I'm reading a proof of following result:
Let $f(X) \in \mathbb{Z}[X]$ be a monic polynomial. Let $p$ be a prime number. Suppose $f(X)$ mod $p$ is separable in $\mathbb{Z}/p\mathbb{Z}[X]$. Then $f(X)$ is separable in $\mathbb{Q}$.
Proof: Suppose $f(X)$ is not separable in $\mathbb{Q}$ then
Since $\mathbb{Q}$ is perfect, there exists a monic irreducible $g(X) \in \mathbb{Z}[X]$ such that $f(X)$ is divisible by $g(X)^2$.
I don't understand how does one get $g(x)$ using the perfectness of $\mathbb Q$ ?
"$\mathbb Q$ is perfect" means that every irreducible polynomial in $\mathbb Q[x]$ has no repeated roots.

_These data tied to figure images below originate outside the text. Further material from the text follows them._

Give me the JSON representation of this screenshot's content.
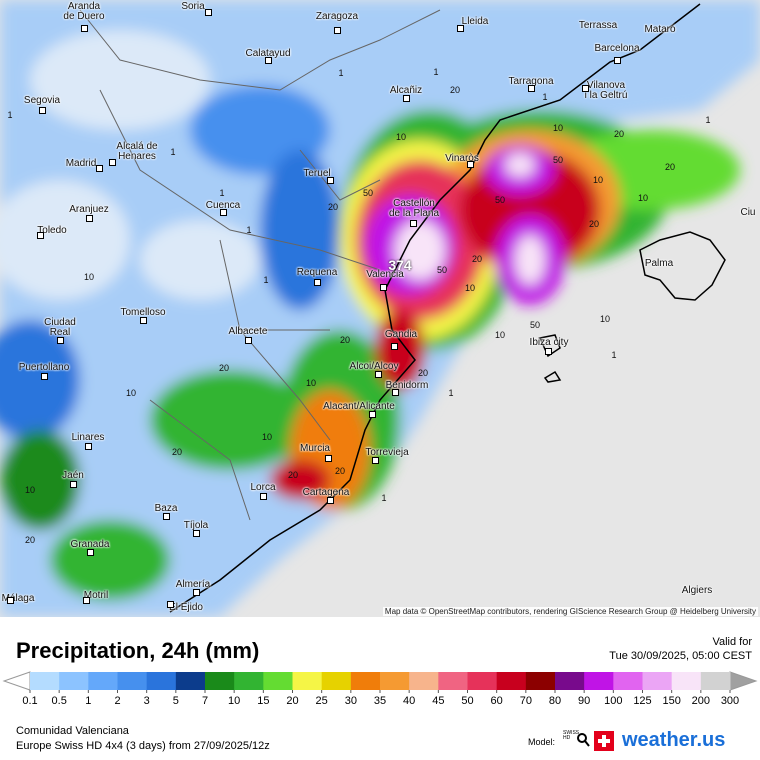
{
  "map": {
    "cities": [
      "Aranda\nde Duero",
      "Soria",
      "Zaragoza",
      "Lleida",
      "Terrassa",
      "Mataró",
      "Barcelona",
      "Calatayud",
      "Segovia",
      "Alcañiz",
      "Tarragona",
      "Vilanova\ni la Geltrú",
      "Madrid",
      "Alcalá de\nHenares",
      "Teruel",
      "Vinaròs",
      "Castellón\nde la Plana",
      "Aranjuez",
      "Cuenca",
      "Toledo",
      "Valencia",
      "Requena",
      "Palma",
      "Ciudad\nReal",
      "Tomelloso",
      "Albacete",
      "Gandia",
      "Ibiza city",
      "Puertollano",
      "Alcoi/Alcoy",
      "Benidorm",
      "Alacant/Alicante",
      "Linares",
      "Murcia",
      "Torrevieja",
      "Jaén",
      "Lorca",
      "Cartagena",
      "Baza",
      "Tíjola",
      "Granada",
      "Almería",
      "Motril",
      "El Ejido",
      "Málaga",
      "Algiers",
      "Ciu"
    ],
    "labels": [
      374,
      50,
      50,
      50,
      50,
      50,
      20,
      20,
      20,
      20,
      20,
      20,
      20,
      20,
      20,
      20,
      20,
      20,
      20,
      10,
      10,
      10,
      10,
      10,
      10,
      10,
      10,
      10,
      10,
      10,
      10,
      1,
      1,
      1,
      1,
      1,
      1,
      1,
      1,
      1,
      1,
      1,
      1
    ],
    "attribution": "Map data © OpenStreetMap contributors, rendering GIScience Research Group @ Heidelberg University"
  },
  "header": {
    "title": "Precipitation, 24h (mm)",
    "valid_label": "Valid for",
    "valid_time": "Tue 30/09/2025, 05:00 CEST"
  },
  "legend": {
    "ticks": [
      0.1,
      0.5,
      1,
      2,
      3,
      5,
      7,
      10,
      15,
      20,
      25,
      30,
      35,
      40,
      45,
      50,
      60,
      70,
      80,
      90,
      100,
      125,
      150,
      200,
      300
    ],
    "colors": [
      "#b4dcff",
      "#8cc3ff",
      "#64a8fa",
      "#4690ee",
      "#2a74dc",
      "#0c3c8c",
      "#1a8a1a",
      "#32b432",
      "#64dc32",
      "#f5f546",
      "#e6d200",
      "#f07d0a",
      "#f59a32",
      "#f7b48c",
      "#f06482",
      "#e6325a",
      "#c8001e",
      "#8c0000",
      "#780a8c",
      "#c014e6",
      "#e164f0",
      "#eba5f5",
      "#f8e4f8",
      "#d2d2d2"
    ],
    "below_color": "#ffffff",
    "above_color": "#a0a0a0"
  },
  "footer": {
    "region": "Comunidad Valenciana",
    "model_run": "Europe Swiss HD 4x4 (3 days) from 27/09/2025/12z",
    "model_label": "Model:",
    "swiss_hd": "SWISS HD",
    "brand": "weather.us"
  }
}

So let's write our $f(x)$ as a product $$ f(x) = g_1(x) g_2(x) \dots g_n(x),$$ where $g_1(x) , \dots, g_n(x)$ are irreducible monic polynomials.
By assumption, $f(x)$ is not separable, which means that there exists an $\alpha \in \mathbb Q$ such that $\alpha$ is a repeated root of $f(x)$.
So either $\alpha$ is a repeated root of $g_{i}(x)$ for some $i$, or $\alpha$ is a root of $g_{i}(x)$ and $g_{j}(x)$ for $i \neq j$. The first option is impossible, since $g_i(x)$ is irreducible and $\mathbb Q$ is perfect. So we are left with the second option.
But $g_i (x)$ and $g_j (x)$ are both minimal polynomials of $\alpha$, so they are equal! Thus, taking $g(x) : = g_i (x) = g_j(x)$, we have that $g(x)^2 | f(x)$.